B.     Rumusan Masalah
1.      Apasaja teori yang berkaitan dengan konflik ekonomi?
2.      Mengapa ekonomi sebagai sumber perpecahan dalam masyarakat?
3.      Apa saja faktor ekonomi yang menjadi penyebab perpecahan dalam masyarakat?

C.    Tujuan
1.      Agar mengetahui apa saja teori yang berkaitan dengan konflik ekonomi.
2.      Supaya mengetahui penyebab ekonomi sebagai perpecahan dalam masyarakat.
3.      Agar mengetahui apa saja faktor ekonomi yang menjadi penyebab konflik dimasyarakat.




BAB II
PEMBAHASAN
A.    Teori-Teori Sosilogi Perspektif Ekonomi
1.        Thorstein Veblen
Thorstein Veblen lahir di Wisconsin pedesaan pada 30 Juli 1857. Orang tuanya adalah petani miskin yang berasal dari Norwegia.
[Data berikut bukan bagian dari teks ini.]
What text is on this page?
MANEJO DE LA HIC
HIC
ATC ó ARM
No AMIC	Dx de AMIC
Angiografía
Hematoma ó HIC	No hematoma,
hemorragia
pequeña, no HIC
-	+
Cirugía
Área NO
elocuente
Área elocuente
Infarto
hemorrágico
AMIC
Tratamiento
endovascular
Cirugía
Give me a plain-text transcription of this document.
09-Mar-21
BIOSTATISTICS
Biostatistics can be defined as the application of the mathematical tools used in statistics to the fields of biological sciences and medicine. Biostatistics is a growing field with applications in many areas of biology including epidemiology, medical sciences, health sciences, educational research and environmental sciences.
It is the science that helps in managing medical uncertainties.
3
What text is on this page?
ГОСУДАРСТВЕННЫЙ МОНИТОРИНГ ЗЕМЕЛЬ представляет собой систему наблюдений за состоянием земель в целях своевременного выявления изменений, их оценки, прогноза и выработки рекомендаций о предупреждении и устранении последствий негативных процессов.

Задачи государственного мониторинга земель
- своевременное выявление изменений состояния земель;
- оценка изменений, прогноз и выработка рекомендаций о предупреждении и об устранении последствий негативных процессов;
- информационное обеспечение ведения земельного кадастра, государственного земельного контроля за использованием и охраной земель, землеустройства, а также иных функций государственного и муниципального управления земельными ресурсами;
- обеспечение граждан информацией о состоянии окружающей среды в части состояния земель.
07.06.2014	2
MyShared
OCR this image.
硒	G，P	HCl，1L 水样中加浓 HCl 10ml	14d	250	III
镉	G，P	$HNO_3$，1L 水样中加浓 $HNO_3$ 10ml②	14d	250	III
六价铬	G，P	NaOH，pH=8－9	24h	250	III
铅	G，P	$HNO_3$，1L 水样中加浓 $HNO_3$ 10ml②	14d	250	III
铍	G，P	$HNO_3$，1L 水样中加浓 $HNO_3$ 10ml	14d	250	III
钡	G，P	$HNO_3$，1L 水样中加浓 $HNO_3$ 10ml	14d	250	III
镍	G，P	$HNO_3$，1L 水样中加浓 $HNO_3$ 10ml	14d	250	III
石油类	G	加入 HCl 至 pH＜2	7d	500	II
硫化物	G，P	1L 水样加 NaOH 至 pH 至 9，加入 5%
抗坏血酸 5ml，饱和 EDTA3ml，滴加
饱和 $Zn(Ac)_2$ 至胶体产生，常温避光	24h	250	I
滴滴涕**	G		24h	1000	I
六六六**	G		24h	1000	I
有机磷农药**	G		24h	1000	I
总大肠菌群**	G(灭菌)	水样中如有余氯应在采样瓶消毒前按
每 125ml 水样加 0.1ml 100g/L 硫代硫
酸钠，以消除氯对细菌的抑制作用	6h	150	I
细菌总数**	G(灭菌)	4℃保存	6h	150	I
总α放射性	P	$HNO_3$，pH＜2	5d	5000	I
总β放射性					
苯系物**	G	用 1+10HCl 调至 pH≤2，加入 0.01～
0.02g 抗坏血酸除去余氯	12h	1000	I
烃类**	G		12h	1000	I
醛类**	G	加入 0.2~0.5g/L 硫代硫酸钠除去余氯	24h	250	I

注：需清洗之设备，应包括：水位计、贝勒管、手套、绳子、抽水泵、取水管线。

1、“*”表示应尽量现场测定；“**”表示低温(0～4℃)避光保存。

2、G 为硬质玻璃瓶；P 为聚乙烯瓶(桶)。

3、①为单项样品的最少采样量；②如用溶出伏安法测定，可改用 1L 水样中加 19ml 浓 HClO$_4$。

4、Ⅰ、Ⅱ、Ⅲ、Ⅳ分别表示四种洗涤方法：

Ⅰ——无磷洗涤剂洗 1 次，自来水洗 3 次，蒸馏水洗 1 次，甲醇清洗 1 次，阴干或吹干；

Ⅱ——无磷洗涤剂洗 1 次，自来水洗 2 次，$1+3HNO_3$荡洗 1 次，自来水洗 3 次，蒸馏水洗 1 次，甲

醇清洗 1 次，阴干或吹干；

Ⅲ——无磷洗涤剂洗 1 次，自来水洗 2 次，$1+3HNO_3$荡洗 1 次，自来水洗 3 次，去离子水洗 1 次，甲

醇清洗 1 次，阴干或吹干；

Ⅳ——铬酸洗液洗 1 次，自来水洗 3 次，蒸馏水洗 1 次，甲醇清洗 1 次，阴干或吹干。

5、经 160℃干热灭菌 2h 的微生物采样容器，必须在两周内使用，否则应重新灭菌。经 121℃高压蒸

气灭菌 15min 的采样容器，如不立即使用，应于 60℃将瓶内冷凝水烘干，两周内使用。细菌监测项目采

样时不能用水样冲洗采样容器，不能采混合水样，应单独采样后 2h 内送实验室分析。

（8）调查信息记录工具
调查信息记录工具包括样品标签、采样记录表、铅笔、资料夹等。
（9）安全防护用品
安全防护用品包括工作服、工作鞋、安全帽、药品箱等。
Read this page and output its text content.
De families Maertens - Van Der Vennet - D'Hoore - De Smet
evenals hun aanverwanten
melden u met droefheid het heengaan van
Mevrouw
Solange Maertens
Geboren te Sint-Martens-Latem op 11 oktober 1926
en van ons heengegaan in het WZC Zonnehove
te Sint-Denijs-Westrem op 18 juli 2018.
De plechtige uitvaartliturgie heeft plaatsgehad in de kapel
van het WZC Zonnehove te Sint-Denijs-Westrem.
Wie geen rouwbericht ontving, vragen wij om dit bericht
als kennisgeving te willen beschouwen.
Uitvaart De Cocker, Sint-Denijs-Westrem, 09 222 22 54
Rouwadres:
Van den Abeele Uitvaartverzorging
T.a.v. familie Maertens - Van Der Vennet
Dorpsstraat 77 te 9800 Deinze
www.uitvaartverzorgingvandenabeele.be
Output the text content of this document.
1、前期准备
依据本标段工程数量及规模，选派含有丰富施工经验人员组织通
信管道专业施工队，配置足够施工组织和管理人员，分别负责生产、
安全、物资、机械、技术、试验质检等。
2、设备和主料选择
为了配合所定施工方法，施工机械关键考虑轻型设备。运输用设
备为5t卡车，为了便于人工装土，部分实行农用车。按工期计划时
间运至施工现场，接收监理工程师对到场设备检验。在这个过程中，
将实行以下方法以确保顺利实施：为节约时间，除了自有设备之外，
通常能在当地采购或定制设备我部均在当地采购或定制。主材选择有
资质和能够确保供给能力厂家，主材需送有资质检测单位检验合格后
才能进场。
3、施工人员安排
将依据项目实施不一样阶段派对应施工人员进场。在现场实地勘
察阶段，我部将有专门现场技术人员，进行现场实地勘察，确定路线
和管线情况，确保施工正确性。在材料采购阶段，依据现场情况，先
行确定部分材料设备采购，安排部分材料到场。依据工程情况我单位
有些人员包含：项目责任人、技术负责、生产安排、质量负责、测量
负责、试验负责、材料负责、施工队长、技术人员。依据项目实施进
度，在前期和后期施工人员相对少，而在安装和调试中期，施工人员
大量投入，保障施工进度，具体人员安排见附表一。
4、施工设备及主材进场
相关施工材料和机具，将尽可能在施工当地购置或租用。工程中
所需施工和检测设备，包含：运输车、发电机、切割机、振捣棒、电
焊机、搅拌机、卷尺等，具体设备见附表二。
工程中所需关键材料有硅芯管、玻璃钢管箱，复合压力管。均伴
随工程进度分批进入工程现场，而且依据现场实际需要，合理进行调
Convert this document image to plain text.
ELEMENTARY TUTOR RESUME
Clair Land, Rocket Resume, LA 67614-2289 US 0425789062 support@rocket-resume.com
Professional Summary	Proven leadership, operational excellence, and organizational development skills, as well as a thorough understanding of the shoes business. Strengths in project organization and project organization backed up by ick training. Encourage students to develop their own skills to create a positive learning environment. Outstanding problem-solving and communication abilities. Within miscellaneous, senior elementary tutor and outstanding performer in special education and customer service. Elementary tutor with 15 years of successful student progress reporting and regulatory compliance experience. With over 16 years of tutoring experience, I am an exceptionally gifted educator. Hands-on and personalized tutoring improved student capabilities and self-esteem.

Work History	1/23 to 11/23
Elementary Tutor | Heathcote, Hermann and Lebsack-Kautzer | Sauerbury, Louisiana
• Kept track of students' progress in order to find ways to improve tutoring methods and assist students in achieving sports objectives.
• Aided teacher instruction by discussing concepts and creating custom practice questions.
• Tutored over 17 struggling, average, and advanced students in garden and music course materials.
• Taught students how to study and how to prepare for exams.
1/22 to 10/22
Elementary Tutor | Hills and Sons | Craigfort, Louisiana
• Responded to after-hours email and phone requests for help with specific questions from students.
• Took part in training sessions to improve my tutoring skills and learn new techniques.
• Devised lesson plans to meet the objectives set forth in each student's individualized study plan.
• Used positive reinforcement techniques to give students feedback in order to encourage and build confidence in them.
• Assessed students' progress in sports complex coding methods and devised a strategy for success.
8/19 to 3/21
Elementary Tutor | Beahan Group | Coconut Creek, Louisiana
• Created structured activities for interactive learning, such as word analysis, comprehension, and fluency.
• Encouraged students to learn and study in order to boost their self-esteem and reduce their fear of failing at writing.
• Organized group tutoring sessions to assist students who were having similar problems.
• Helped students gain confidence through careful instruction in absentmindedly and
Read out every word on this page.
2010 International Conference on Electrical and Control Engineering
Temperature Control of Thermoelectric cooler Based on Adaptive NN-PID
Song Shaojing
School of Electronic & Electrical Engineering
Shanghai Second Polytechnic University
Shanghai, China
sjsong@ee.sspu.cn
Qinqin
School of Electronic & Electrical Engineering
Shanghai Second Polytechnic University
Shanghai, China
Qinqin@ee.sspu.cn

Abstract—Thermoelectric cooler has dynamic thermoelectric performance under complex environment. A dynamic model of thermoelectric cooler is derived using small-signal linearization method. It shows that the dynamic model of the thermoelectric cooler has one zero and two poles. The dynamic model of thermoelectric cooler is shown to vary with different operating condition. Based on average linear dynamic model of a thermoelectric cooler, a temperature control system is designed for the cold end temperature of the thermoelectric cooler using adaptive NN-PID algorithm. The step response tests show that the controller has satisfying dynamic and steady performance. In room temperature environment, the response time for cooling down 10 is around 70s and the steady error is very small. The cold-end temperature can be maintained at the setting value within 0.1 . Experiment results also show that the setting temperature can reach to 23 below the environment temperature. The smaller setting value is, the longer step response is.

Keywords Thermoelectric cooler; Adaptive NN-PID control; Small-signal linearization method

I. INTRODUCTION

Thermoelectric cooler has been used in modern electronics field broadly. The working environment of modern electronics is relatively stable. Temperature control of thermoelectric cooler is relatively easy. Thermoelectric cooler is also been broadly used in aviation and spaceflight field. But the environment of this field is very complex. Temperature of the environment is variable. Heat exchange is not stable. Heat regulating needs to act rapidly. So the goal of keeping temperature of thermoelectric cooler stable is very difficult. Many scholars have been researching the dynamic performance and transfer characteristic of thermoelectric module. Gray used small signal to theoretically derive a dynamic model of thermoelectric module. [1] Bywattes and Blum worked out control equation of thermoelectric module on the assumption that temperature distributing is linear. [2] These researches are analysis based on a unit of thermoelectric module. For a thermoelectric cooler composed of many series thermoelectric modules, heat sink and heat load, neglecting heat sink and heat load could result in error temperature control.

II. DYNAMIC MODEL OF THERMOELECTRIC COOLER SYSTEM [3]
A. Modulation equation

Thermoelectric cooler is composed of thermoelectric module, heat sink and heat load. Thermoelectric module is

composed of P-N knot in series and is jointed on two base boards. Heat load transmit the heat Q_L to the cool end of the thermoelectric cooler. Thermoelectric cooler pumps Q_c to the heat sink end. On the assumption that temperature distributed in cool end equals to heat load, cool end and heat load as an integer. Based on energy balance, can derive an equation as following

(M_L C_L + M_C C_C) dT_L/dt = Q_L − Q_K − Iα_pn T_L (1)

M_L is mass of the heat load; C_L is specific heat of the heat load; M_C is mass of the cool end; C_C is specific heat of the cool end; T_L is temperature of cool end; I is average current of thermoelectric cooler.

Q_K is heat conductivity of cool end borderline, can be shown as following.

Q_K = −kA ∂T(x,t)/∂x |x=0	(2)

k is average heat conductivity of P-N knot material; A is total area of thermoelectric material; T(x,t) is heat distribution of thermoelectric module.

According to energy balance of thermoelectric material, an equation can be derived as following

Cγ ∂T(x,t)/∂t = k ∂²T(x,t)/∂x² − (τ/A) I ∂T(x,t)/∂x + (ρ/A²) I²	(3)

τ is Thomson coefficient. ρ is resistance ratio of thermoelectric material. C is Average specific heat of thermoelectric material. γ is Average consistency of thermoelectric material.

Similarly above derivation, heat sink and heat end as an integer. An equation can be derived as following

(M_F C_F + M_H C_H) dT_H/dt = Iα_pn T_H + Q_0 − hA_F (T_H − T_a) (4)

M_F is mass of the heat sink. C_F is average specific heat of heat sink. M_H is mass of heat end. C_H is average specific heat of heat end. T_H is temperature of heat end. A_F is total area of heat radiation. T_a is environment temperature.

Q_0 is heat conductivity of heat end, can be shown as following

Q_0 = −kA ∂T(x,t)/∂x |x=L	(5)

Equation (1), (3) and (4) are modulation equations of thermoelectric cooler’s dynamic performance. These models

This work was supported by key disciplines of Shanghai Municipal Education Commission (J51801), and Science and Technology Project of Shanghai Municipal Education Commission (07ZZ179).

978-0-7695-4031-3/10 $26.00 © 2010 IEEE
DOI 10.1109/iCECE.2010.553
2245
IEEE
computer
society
Veblen, bukanlah seorang Sosiolog. Dia kebanyakan memegang posisi di jurusan-jurusan ekonomi dan di bidang itu pun dia hanyalah seorang tokoh pinggiran. Namun demikian, dia menghasilkan suatu badan teori sosial yang mempunyai signifikansi yang lestari bagi orang-orang yang menekuni sejumlah disiplin, termasuk sosiologi. Masalah sentral bagi Veblen ialah perbenturan antara “bisnis” dan “industri”. Yang dimaksud Veblen dengan bisnis adalah para pemilik, pemimpin, kapten industri yang berfokus pada keuntungan-keuntungan perusahaan-perusahaan mereka sendiri, tetapi untuk mempertahankan harga dan keuntungan yang tinggi, mereka terlibat di dalam usaha-usaha untuk membatasi produksi. Dengan berbuat demikian mereka menghalangi pelaksanaan sistem industri dan sebaliknya memengaruhi masyarakat secara keseluruhan (misalnya, melalui tingkat pengangguran yang lebih tinggi). Masyarakat secara keseluruhan terlayani paling baik bila pelaksanaan industri tidak dihalangi. Oleh karena itu, para pemimpin bisnis adalah sumber banyak masalah di dalam masyarakat. Menurut Veblen, masyarakat seharusnya dipimpin oleh orang-orang (misalnya insinyur) yang mengerti sistem industri dan pelaksanaannya dan tertarik pada kesejahteraan umum.[1]
Karyanya yang berpengaruh adalah The Theory of The Leisure Class. Pendekatan Veblen dalam teori aksi sosial disandarkan pada kepentingan intelektual dan kulturalnya yang khas. Manusia dipandang digerakan oleh suatu instinct, untuk mencapai efisiensi dan digerakan oleh keinginan untuk mengejar dan meraih prestasi. Bagi Veblen ada dua tipe aksi sosial yaitu:
a)        Predatory   : bersifat memusnahkan atau merusak;
b)        Konstruktif : bersifat membangun.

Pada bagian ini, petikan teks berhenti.